Written By Unknown on Tuesday, 21 October 2014 | 03:20

So I am currently in London, part way through the first of a mad pair of weeks encompassing a meeting, two conferences, a couple of days in the archives and two days with the BBC at the Great Yorkshire Show. To ease myself in, I began Monday morning with a wander around the Enduring War exhibition at the British Library.


This is an ambitious exhibition, given the size of the space it occupies. Divided in to six sections, from the ‘The Call to Arms’ to ‘Grief and Memory’, the exhibition not only tries to tell a complete story of the war, but as a contributing partner in the Europeana 1914-1918 project, attempts to do it from an international perspective. Inevitably, some things are missed, while others are under-analysed. For instance, the caption to one photograph ends with the statement ‘There was an increase in Protestant church attendance in Britain in the first weeks of the war but, for a number of reasons, this was not sustained.’ There is no indication as to possible reasons why church attendance was not sustained, leaving this viewer with a sense of incompleteness.


In fact, the section on ‘Faith Under Fire’ is possibly the least satisfactory of the six. The claim about the prevalence of protective charms and rituals is never really demonstrated, in part because the use of the library’s resources places limits on what is available for display. The original manuscript of Ruper Brooke’s ‘The Soldier’ in the first section is extraordinarily moving, but there is no equivalent of, say, Adolphus, the mascot who has become the face of the Liddle Collection at the University of Leeds.

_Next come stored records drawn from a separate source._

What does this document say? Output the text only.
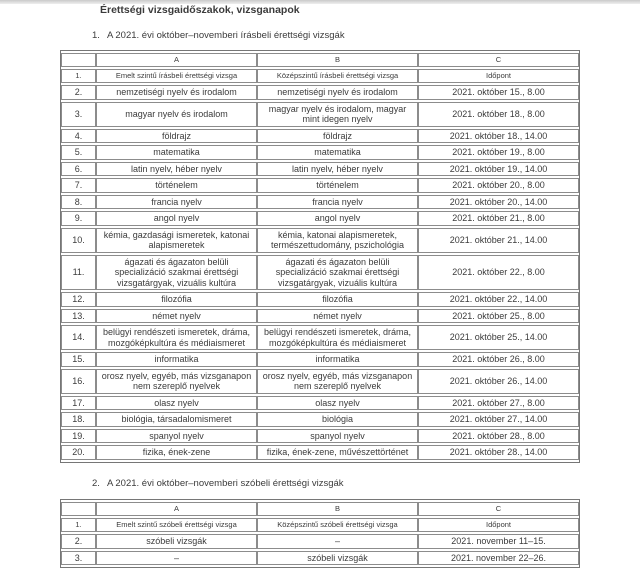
Érettségi vizsgaidőszakok, vizsganapok
1. A 2021. évi október–novemberi írásbeli érettségi vizsgák
	A	B	C
1.	Emelt szintű írásbeli érettségi vizsga	Középszintű írásbeli érettségi vizsga	Időpont
2.	nemzetiségi nyelv és irodalom	nemzetiségi nyelv és irodalom	2021. október 15., 8.00
3.	magyar nyelv és irodalom	magyar nyelv és irodalom, magyar mint idegen nyelv	2021. október 18., 8.00
4.	földrajz	földrajz	2021. október 18., 14.00
5.	matematika	matematika	2021. október 19., 8.00
6.	latin nyelv, héber nyelv	latin nyelv, héber nyelv	2021. október 19., 14.00
7.	történelem	történelem	2021. október 20., 8.00
8.	francia nyelv	francia nyelv	2021. október 20., 14.00
9.	angol nyelv	angol nyelv	2021. október 21., 8.00
10.	kémia, gazdasági ismeretek, katonai alapismeretek	kémia, katonai alapismeretek, természettudomány, pszichológia	2021. október 21., 14.00
11.	ágazati és ágazaton belüli specializáció szakmai érettségi vizsgatárgyak, vizuális kultúra	ágazati és ágazaton belüli specializáció szakmai érettségi vizsgatárgyak, vizuális kultúra	2021. október 22., 8.00
12.	filozófia	filozófia	2021. október 22., 14.00
13.	német nyelv	német nyelv	2021. október 25., 8.00
14.	belügyi rendészeti ismeretek, dráma, mozgóképkultúra és médiaismeret	belügyi rendészeti ismeretek, dráma, mozgóképkultúra és médiaismeret	2021. október 25., 14.00
15.	informatika	informatika	2021. október 26., 8.00
16.	orosz nyelv, egyéb, más vizsganapon nem szereplő nyelvek	orosz nyelv, egyéb, más vizsganapon nem szereplő nyelvek	2021. október 26., 14.00
17.	olasz nyelv	olasz nyelv	2021. október 27., 8.00
18.	biológia, társadalomismeret	biológia	2021. október 27., 14.00
19.	spanyol nyelv	spanyol nyelv	2021. október 28., 8.00
20.	fizika, ének-zene	fizika, ének-zene, művészettörténet	2021. október 28., 14.00
2. A 2021. évi október–novemberi szóbeli érettségi vizsgák
	A	B	C
1.	Emelt szintű szóbeli érettségi vizsga	Középszintű szóbeli érettségi vizsga	Időpont
2.	szóbeli vizsgák	–	2021. november 11–15.
3.	–	szóbeli vizsgák	2021. november 22–26.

Excellent use is made of posters, particularly in illustrating the Russian perspective, and the use of ANZAC trench journals makes a double point with an elegant lightness of touch. Nonetheless, the material on display does not consistently feel capable of carrying the full breadth of the story that the exhibition is attempting to tell. Indeed, so broad is the narrative that it isn’t always evident what the curators understood by the exhibition’s subtitle, ‘Grief, Grit and Humour’. All three elements are addressed episodically but don’t really feel as if they are the central thread of a coherent narrative.